Le pregunté a mis hermanas, tal vez ellas sabían, —¿Y quién no toma leche? —
dijo una—, Pues claro que ha de tomar —dijo la mayor—. Bueno, yo solo quería
saber si a él le gustaba la leche hervida.
Mi
madre nunca se refirió a papá como un mal hombre, pero tampoco me decía por qué
no vivía con nosotros. Una vez le pregunté, se quedó callada un buen rato y
luego me dijo que le preguntara a él la próxima vez que viniera. Yo le pregunté
a mis hermanas, ninguna de las dos supo decirme. Creo que a él no le gustaba el
barro, prefería la capital.
Un
día él me regaló una bicicleta nueva. Me dio mucha vergüenza pedírsela; le dije
a mamá que lo hiciera por mí, pero ella me dijo que yo debía pedírsela.
Entonces hablé con mis hermanas, pero ellas tampoco quisieron; y bueno, esa vez
tuve que hablarle. La bici era negra, con rines de plástico de color blanco,
como yo siempre había querido una, de esas tipo BMX.
Yo
la usaba a veces para hacer mandados. El día que la trajo, aún tenía las
envolturas de fábrica, y las llantas se veían negritas por lo limpias que
estaban. A mis hermanas les contó que la había cargado al hombro desde la
estación del bus para que no se ensuciara de barro. Pero no pude usarla el
mismo día porque las llantas estaban desinfladas, entonces le dije a mamá si le
preguntaba a él cómo podía inflarlas, ella me dijo que le dijera yo. Mis
hermanas me dijeron lo mismo.
Cuando
empecé a usarla, ya sabía cómo andar en bicicleta, había aprendido con mis
primos. Siempre la limpiaba después de usarla, así las llantas parecían nuevas.
A veces también la cargaba al hombro para que no se embarrialara tanto. La limpiaba
dos y hasta tres veces por día. A mí no me gustaba el barro. Lo arrancaba de
las llantas; mamá me decía —Pero si la vas a volver a meter al barro—. Una vez
le quité los guardabarros, así era más fácil limpiarle las llantas. Pero no se
los pude volver a poner porque se me perdieron algunos tornillos. Le pedí a mamá
que si le preguntaba a papá que le explicara cómo ponerle los gurda barros de
nuevo. Pero nunca me dijeron nada. Le pedí a mis hermanas si le preguntaban.
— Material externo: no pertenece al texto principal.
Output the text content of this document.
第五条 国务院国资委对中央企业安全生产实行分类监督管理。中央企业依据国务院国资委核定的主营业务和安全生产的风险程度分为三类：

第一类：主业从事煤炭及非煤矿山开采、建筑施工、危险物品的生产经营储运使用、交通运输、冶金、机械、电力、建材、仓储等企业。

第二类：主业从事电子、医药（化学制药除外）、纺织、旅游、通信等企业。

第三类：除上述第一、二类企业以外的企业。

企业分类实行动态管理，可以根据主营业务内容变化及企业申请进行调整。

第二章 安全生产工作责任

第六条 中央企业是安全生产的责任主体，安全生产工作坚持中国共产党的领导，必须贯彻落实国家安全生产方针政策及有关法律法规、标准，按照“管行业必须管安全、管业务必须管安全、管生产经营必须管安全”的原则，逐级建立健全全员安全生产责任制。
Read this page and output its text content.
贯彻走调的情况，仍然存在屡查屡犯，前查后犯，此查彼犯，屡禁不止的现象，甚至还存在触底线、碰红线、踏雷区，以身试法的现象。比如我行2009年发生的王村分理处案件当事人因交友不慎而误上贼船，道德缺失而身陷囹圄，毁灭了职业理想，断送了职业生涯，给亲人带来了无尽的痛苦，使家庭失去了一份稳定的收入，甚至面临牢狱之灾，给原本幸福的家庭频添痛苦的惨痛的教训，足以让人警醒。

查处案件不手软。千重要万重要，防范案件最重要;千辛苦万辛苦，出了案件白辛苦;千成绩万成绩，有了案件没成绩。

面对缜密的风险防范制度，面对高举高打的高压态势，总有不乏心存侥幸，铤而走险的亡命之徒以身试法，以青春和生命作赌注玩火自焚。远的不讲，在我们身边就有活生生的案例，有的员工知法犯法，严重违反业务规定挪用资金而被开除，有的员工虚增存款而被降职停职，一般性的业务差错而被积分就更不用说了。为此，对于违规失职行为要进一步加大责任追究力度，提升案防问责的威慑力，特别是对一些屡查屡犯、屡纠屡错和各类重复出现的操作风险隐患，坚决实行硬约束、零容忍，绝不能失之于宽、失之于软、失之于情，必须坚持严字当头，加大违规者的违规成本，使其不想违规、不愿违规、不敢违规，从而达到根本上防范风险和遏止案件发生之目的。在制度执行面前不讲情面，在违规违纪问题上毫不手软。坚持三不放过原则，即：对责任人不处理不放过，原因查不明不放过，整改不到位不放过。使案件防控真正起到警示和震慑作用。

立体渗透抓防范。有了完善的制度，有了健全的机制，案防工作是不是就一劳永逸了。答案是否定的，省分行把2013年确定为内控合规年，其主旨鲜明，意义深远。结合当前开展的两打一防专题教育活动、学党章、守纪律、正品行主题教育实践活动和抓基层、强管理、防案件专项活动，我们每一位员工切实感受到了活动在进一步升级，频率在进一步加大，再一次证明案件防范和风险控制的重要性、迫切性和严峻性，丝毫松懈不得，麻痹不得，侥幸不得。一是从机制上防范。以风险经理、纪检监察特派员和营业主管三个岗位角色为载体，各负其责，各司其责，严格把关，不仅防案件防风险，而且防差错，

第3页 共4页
Dijeron
que lo hiciera yo cuando él volviera a llegar a la casa.Cada día, antes de irme a la escuela, yo llevaba el tiste que los
clientes le encargaban a mamá. Ella me mandaba a pie. —Es mejor así —me decía—.
Pero
yo podía manejar bien la bicicleta. Una mañana, cogí mi bicicleta para ir a
dejar el tiste, y no le dije nada a ella. Es que ya no quería ir a pie. En bici
era más rápido. Ese día amaneció lloviendo. Entonces, cuando iba a mitad de
camino, un hombre flaco y alto, bajó por la ladera de un barranco a un lado de
la calle. Tenía la cara medio cubierta con un trapo, la boca y la nariz.
Llevaba
botas, de esas que todavía usaban los que habían hecho el servicio militar.
Se
me puso en el camino, y me tomó del manubrio de la bicicleta,
—
¿Me la prestás para dar una vuelta? — dijo—.
Bajé
la cabeza y le respondí que “No”.
El
tipo se movió a mi costado izquierdo sin soltar la bicicleta. Pude oír que
respiraba más fuerte por debajo del trapo.
De
repente sentí una explosión en mi cara. Me dio un puñetazo.
Cuando
recobré la conciencia, me levanté, me limpié el barro de la cara, y escupí otro
poco que tenía en la boca.
Me dolía el lado izquierdo de la cara y no podía ver
bien porque tenía el ojo casi cerrado.
Recogí del suelo lo que quedaba del tiste y regresé a
casa a pie, caminando en el barro, como mamá prefería.